Genetic epidemiological data are beginning to favor the view that schizophrenia, bipolar disorder, and schizoaffective disorders share at least some genetic liability, although more work aimed at exploring these issues in adequately powered and suitably designed family and twin studies is clearly needed. Recent work on specific candidate genes supports this view and suggests that the genetic associations are strongest with clinical syndromes that do not map directly onto either or both of the 2 hypothetical disease entities proposed by Kraepelin. This is not surprising, given the frequency with which clinicians encounter mixed forms and the absence of a clear demarcation or “zone of rarity” between the 2 syndromes.57
It also seems congruent with the evidence that schizophrenia and bipolar disorder share a range of other risk factors.6
Moreover, general medicine provides multiple examples of genetically complex disorders where distinct diagnostic categories (eg hypertension, hemorrhagic stroke, myocardial infarction, and hypertensive cardiomyopathy) share genetic risk factors.58
The comparative work on candidate genes in the major psychiatric disorders is still in its early stages and the findings should be treated with caution until further studies have been reported, given the difficulties in establishing unequivocal evidence for genetic association in complex diseases and the fact that for none of the genes implicated have specific risk variants so far been established. Indeed, it may turn out that many of the candidate genes currently discussed contain multiple risk (and protective) variants with effects on different aspects of psychopathology. A more parsimonious interpretation of the existing data is that variation in DISC1/DISC 2 and NRG1 can confer predisposition to illness in individuals on either side of the Kraepelinian divide and that the effects of both genes will be felt most strongly in disorders with features of both schizophrenia and bipolar disorder. Variation in DTNBP1 seems to predominantly predispose to schizophrenia and negative symptoms, with an effect on bipolar disorder confined to those cases with prominent psychotic features. In contrast, DAOA/G30 appears to be more strongly associated with mood disorder, and the extent to which associations with schizophrenia are seen may depend upon the proportion of cases with prominent mood disorder features.
Such findings will have important implications for future classifications of the major psychiatric disorders because they suggest an overlap in the biological basis of disorders that have, over the last 100 years, been regarded as distinct entities.4
We predict that, over the coming years, molecular genetics will catalyze a reappraisal of psychiatric nosology as well as contribute in a major way to our understanding of the pathophysiology and the development of improved treatments. Current genetic findings suggest that rather than classifying psychosis as a dichotomy, a more useful formulation may be to conceptualize alternative categories or a spectrum of clinical phenotypes with susceptibility conferred by overlapping sets of genes4
Fig. 1. Simplified hypothesized relationship between specific susceptibility genes (above the black line) and clinical phenotype (below the line) using the model outlined in Craddock and Owen4. The overlapping ellipses represent overlapping sets of genes: red (more ...)

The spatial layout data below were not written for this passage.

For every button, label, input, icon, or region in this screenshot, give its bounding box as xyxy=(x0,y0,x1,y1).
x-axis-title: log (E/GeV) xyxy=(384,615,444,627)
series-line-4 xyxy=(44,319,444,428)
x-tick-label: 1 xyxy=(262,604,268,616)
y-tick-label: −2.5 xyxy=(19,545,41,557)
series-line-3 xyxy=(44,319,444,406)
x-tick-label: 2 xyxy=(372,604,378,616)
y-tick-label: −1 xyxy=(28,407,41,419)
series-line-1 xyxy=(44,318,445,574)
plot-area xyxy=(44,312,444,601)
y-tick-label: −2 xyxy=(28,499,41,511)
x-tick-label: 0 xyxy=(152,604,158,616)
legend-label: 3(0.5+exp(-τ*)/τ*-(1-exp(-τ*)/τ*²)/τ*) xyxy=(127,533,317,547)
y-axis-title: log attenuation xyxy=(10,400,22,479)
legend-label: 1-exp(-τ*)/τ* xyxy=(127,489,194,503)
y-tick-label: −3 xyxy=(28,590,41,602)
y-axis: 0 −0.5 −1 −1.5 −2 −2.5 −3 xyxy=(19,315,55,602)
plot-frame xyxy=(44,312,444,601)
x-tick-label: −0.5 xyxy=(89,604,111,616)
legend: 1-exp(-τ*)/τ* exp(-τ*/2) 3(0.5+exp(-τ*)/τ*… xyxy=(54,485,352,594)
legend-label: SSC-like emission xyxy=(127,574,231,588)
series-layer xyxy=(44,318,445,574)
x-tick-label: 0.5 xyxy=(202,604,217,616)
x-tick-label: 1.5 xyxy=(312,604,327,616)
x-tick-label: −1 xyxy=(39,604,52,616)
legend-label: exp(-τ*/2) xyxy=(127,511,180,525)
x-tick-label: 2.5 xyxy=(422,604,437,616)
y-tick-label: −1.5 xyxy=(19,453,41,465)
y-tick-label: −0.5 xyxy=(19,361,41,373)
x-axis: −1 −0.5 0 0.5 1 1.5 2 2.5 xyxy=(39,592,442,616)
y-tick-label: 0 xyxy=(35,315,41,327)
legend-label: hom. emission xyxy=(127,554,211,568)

For the time being, however, such interpretations remain largely speculative as our understanding of the brain mechanisms linking specific gene actions and products to the subjective experience of psychopathological symptoms, such as delusions, hallucinations, or thought disorder is at best rudimentary. There is an “explanatory gap” between the findings of statistical association of a gene variant with the disorder and the demonstration of causality
with regard to specific illness phenomena. This gap might be easier to bridge by employing intermediate (or endo-) phenotypes in the domains of cognition, neurophysiology, or neuroanatomy. As objectively measurable quantitative traits, endophenotypes are better anchored in brain biology than clinical symptoms and can help delineate subtypes of disorder with likely distinct genetic basis.59,60
The dissection of the syndromes of psychosis into “modular” endophenotypes with specific neurocognitive or neurophysiological underpinnings, cutting across the conventional diagnostic boundaries, is beginning to be perceived as a promising approach in the genetics of the major psychiatric disorders.61
It is important that researchers are willing to embrace and explore such alternative approaches to the phenotype of psychosis in order to interpret the accumulating data and design new research. This will be an iterative process with identified genetic signals allowing refinement of the phenotype and the refined phenotype allowing increased power to detect further genetic signals. To facilitate this approach, it will be important to collect large samples that have a full representation of phenotypes across the mood-psychosis spectrum and detailed, high-quality phenotypic assessments, preferably including dimensional measures (eg, Levinson et al62
, Craddock et al63
In conclusion, accumulating evidence supports the existence of an overlap in genetic susceptibility across the traditional Kraepelinian divide with studies of several genes providing to date the most compelling such evidence. This work is at an early stage but has the potential to change our conception of psychiatric nosology as well as our understanding of the pathogenesis of psychopathology.